Bei diesem Prozess geht es auch um «Noori», einen 21 Jahre alten Asylsuchenden, der seit über sechs Monaten rechtswidrig inhaftiert ist, nachdem sein Asylantrag für unzulässig erklärt wurde, weil die Türkei ein sicherer «Drittstaat» sei. Je nachdem wie das Gericht entscheidet, wird er unverzüglich in die Türkei zurückgeschickt. Das in den nächsten vier Wochen erwartete Urteil könnte ein Präzendenzfall werden und die Tore für weitere Rückschiebungen öffnen.
Statt zu versuchen, Asylsuchende und Geflüchtete in die Türkei zurückzuschieben, wo sie nicht wirksam geschützt sind, sollte die EU mit den griechischen Behörden daran arbeiten, die Asylsuchenden so schnell wie möglich auf das griechische Festland zu bringen, wo ihre Anträge bearbeitet werden können.
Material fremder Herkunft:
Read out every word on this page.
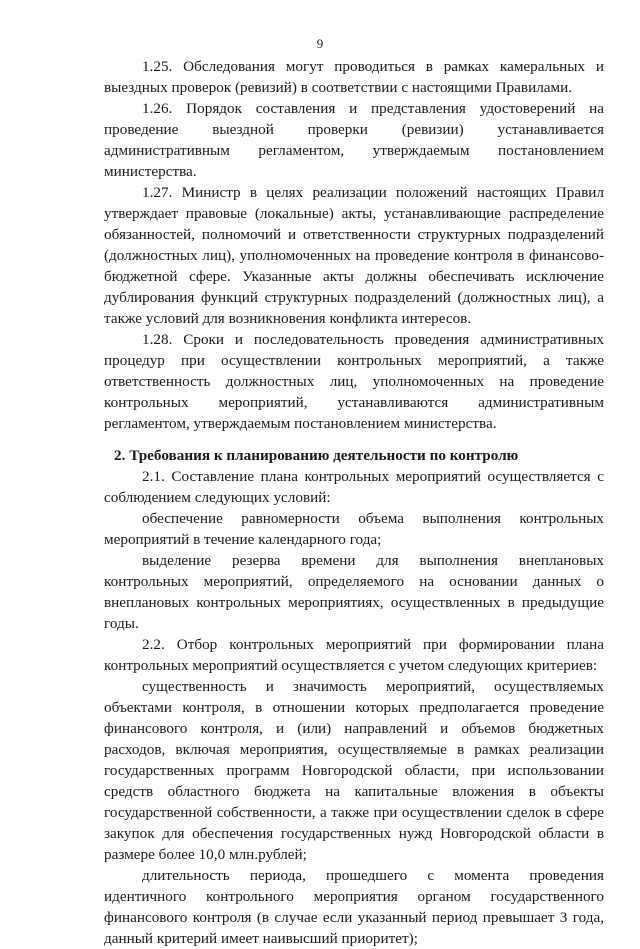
9

1.25. Обследования могут проводиться в рамках камеральных и выездных проверок (ревизий) в соответствии с настоящими Правилами.

1.26. Порядок составления и представления удостоверений на проведение выездной проверки (ревизии) устанавливается административным регламентом, утверждаемым постановлением министерства.

1.27. Министр в целях реализации положений настоящих Правил утверждает правовые (локальные) акты, устанавливающие распределение обязанностей, полномочий и ответственности структурных подразделений (должностных лиц), уполномоченных на проведение контроля в финансово-бюджетной сфере. Указанные акты должны обеспечивать исключение дублирования функций структурных подразделений (должностных лиц), а также условий для возникновения конфликта интересов.

1.28. Сроки и последовательность проведения административных процедур при осуществлении контрольных мероприятий, а также ответственность должностных лиц, уполномоченных на проведение контрольных мероприятий, устанавливаются административным регламентом, утверждаемым постановлением министерства.

2. Требования к планированию деятельности по контролю

2.1. Составление плана контрольных мероприятий осуществляется с соблюдением следующих условий:

обеспечение равномерности объема выполнения контрольных мероприятий в течение календарного года;

выделение резерва времени для выполнения внеплановых контрольных мероприятий, определяемого на основании данных о внеплановых контрольных мероприятиях, осуществленных в предыдущие годы.

2.2. Отбор контрольных мероприятий при формировании плана контрольных мероприятий осуществляется с учетом следующих критериев:

существенность и значимость мероприятий, осуществляемых объектами контроля, в отношении которых предполагается проведение финансового контроля, и (или) направлений и объемов бюджетных расходов, включая мероприятия, осуществляемые в рамках реализации государственных программ Новгородской области, при использовании средств областного бюджета на капитальные вложения в объекты государственной собственности, а также при осуществлении сделок в сфере закупок для обеспечения государственных нужд Новгородской области в размере более 10,0 млн.рублей;

длительность периода, прошедшего с момента проведения идентичного контрольного мероприятия органом государственного финансового контроля (в случае если указанный период превышает 3 года, данный критерий имеет наивысший приоритет);
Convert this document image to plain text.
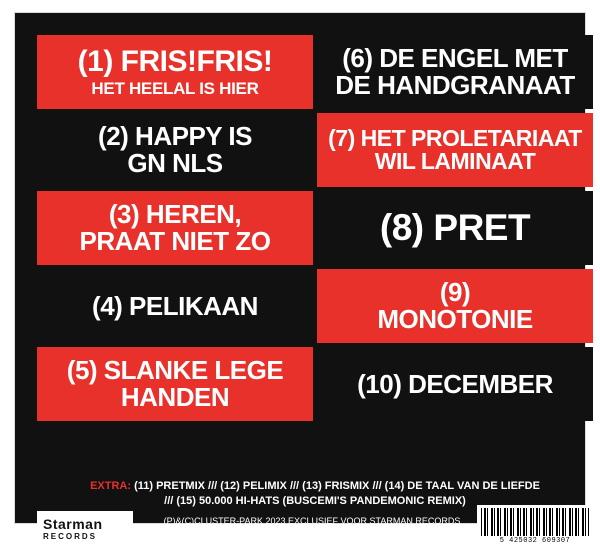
(1) FRIS!FRIS!
HET HEELAL IS HIER
(6) DE ENGEL MET
DE HANDGRANAAT
(2) HAPPY IS
GN NLS
(7) HET PROLETARIAAT
WIL LAMINAAT
(3) HEREN,
PRAAT NIET ZO	(8) PRET
(4) PELIKAAN	(9)
MONOTONIE
(5) SLANKE LEGE
HANDEN	(10) DECEMBER
EXTRA: (11) PRETMIX /// (12) PELIMIX /// (13) FRISMIX /// (14) DE TAAL VAN DE LIEFDE
/// (15) 50.000 HI-HATS (BUSCEMI'S PANDEMONIC REMIX)
Starman
RECORDS
(P)&(C)CLUSTER-PARK 2023 EXCLUSIEF VOOR STARMAN RECORDS (SMR415)
www.starmanrecords.com
5 425032 609307
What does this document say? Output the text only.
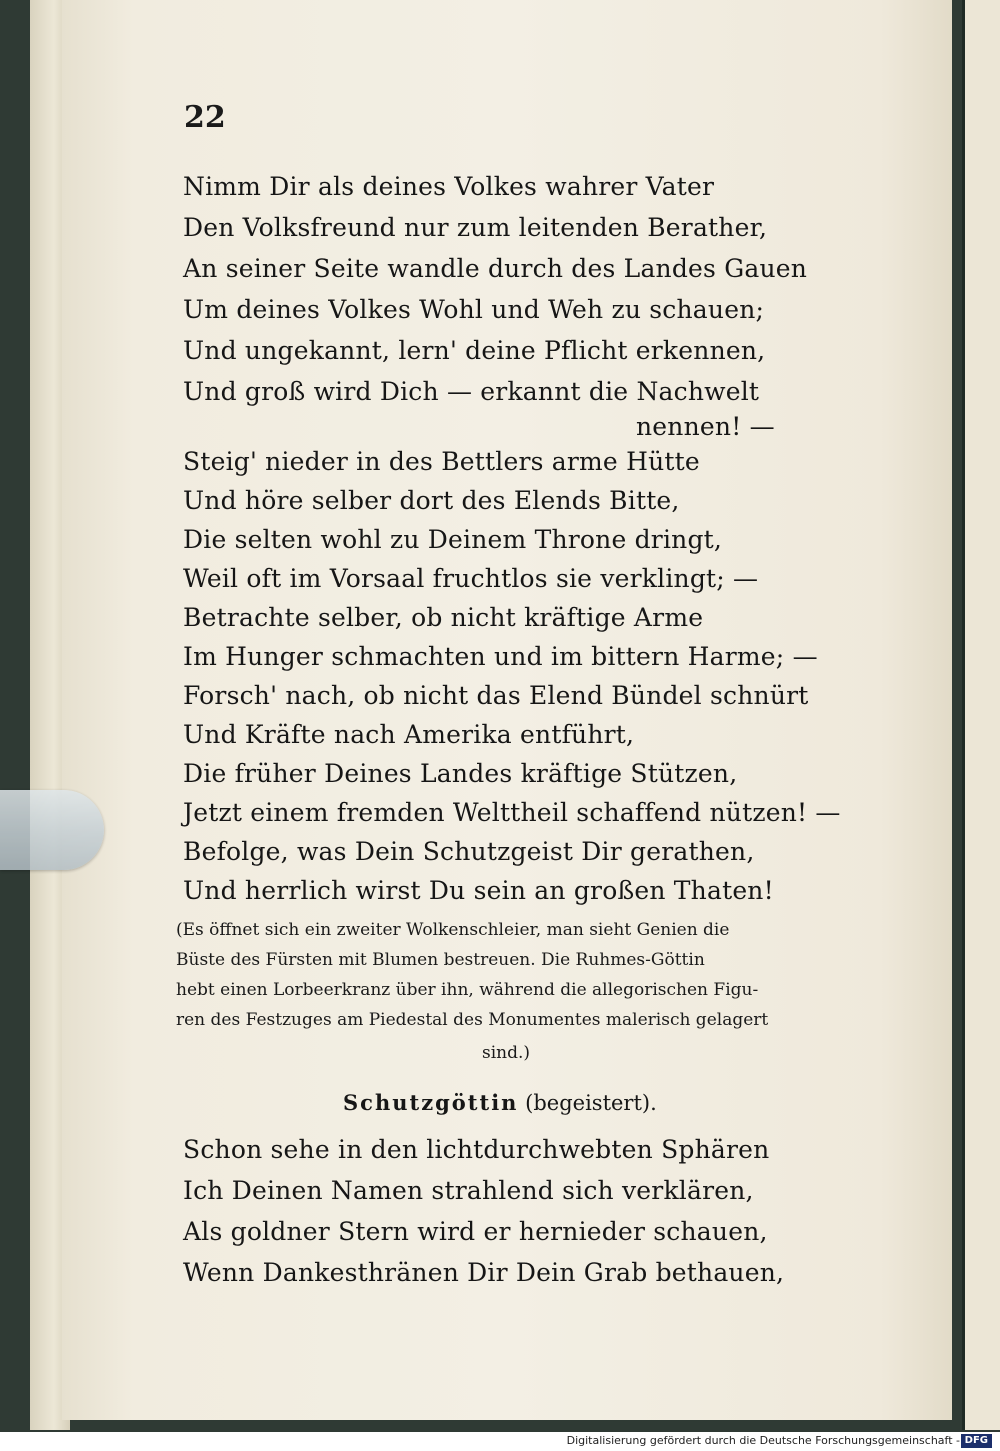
22
Nimm Dir als deines Volkes wahrer Vater
Den Volksfreund nur zum leitenden Berather,
An seiner Seite wandle durch des Landes Gauen
Um deines Volkes Wohl und Weh zu schauen;
Und ungekannt, lern' deine Pflicht erkennen,
Und groß wird Dich — erkannt die Nachwelt
nennen! —
Steig' nieder in des Bettlers arme Hütte
Und höre selber dort des Elends Bitte,
Die selten wohl zu Deinem Throne dringt,
Weil oft im Vorsaal fruchtlos sie verklingt; —
Betrachte selber, ob nicht kräftige Arme
Im Hunger schmachten und im bittern Harme; —
Forsch' nach, ob nicht das Elend Bündel schnürt
Und Kräfte nach Amerika entführt,
Die früher Deines Landes kräftige Stützen,
Jetzt einem fremden Welttheil schaffend nützen! —
Befolge, was Dein Schutzgeist Dir gerathen,
Und herrlich wirst Du sein an großen Thaten!
(Es öffnet sich ein zweiter Wolkenschleier, man sieht Genien die
Büste des Fürsten mit Blumen bestreuen. Die Ruhmes-Göttin
hebt einen Lorbeerkranz über ihn, während die allegorischen Figu-
ren des Festzuges am Piedestal des Monumentes malerisch gelagert
sind.)
Schutzgöttin (begeistert).
Schon sehe in den lichtdurchwebten Sphären
Ich Deinen Namen strahlend sich verklären,
Als goldner Stern wird er hernieder schauen,
Wenn Dankesthränen Dir Dein Grab bethauen,
Digitalisierung gefördert durch die Deutsche Forschungsgemeinschaft - DFG
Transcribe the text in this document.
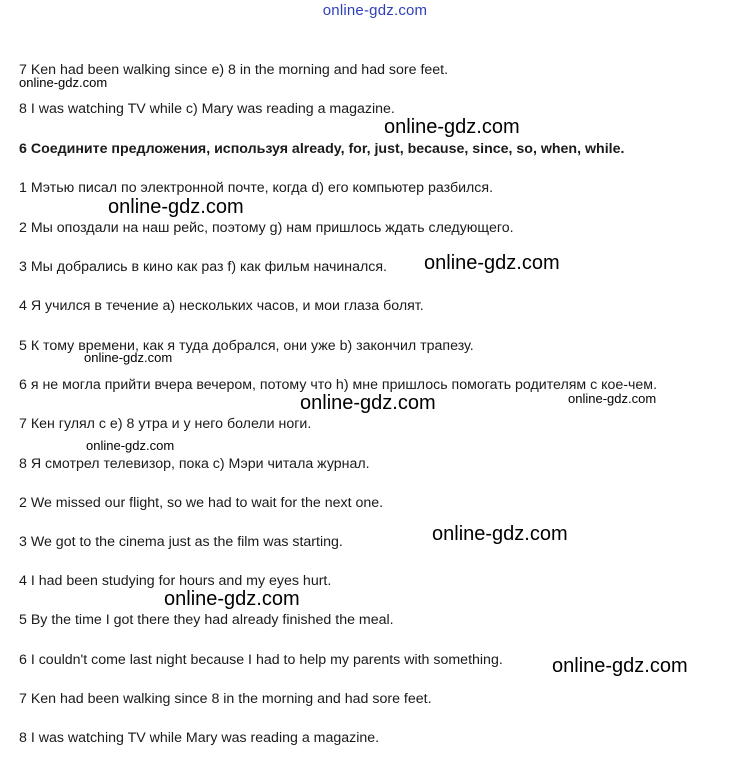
online-gdz.com
7 Ken had been walking since e) 8 in the morning and had sore feet.
8 I was watching TV while c) Mary was reading a magazine.
6 Соедините предложения, используя already, for, just, because, since, so, when, while.
1 Мэтью писал по электронной почте, когда d) его компьютер разбился.
2 Мы опоздали на наш рейс, поэтому g) нам пришлось ждать следующего.
3 Мы добрались в кино как раз f) как фильм начинался.
4 Я учился в течение a) нескольких часов, и мои глаза болят.
5 К тому времени, как я туда добрался, они уже b) закончил трапезу.
6 я не могла прийти вчера вечером, потому что h) мне пришлось помогать родителям с кое-чем.
7 Кен гулял с e) 8 утра и у него болели ноги.
8 Я смотрел телевизор, пока c) Мэри читала журнал.
2 We missed our flight, so we had to wait for the next one.
3 We got to the cinema just as the film was starting.
4 I had been studying for hours and my eyes hurt.
5 By the time I got there they had already finished the meal.
6 I couldn't come last night because I had to help my parents with something.
7 Ken had been walking since 8 in the morning and had sore feet.
8 I was watching TV while Mary was reading a magazine.
online-gdz.com
online-gdz.com
online-gdz.com
online-gdz.com
online-gdz.com
online-gdz.com	online-gdz.com
online-gdz.com
online-gdz.com
online-gdz.com
online-gdz.com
Die europäischen Regierungen sollten Asylsuchende dauerhaft umsiedeln oder ihnen Möglichkeiten eröffnen, auf sicheren und legalen Wegen in andere europäische Länder zu reisen. Dies könnte durch Familienzusammenführung oder Visa aus humanitären Gründen geschehen.
Das EU-Türkei-Abkommen wird von einigen europäischen Regierungen als ein Modell für Vereinbarungen mit anderen Ländern propagiert.
Trotz des nachweislichen Versagens und der eklatanten Verstösse gegen das Völkerrecht wird das EU-Türkei-Abkommen von einigen europäischen Regierungen als ein Modell für ähnliche Vereinbarungen mit anderen Ländern propagiert.
«Die Tatsache, dass europäische Regierungen ein Abkommen als Erfolg beschreiben, das unermessliches Leid verursacht hat, macht deutlich, dass der EU-Türkei-Deal nichts mit dem Schutz von Geflüchteten zu tun hat, sondern Menschen von der Flucht nach Europa abhalten will», urteilt John Dalhuisen.
«Das EU-Türkei-Abkommen ist ein deutlicher Makel für das kollektive Bewusstsein Europas. Beim Eintritt in sein zweites Jahr sollte das Abkommen nicht als Vorlage für weitere ähnliche Verträge genutzt werden, sondern eine Warnung sein für die Ausweglosigkeit von Tausenden verzweifelten Menschen, die auf der Suche nach Zuflucht vor Krieg und Konflikt geflohen sind.»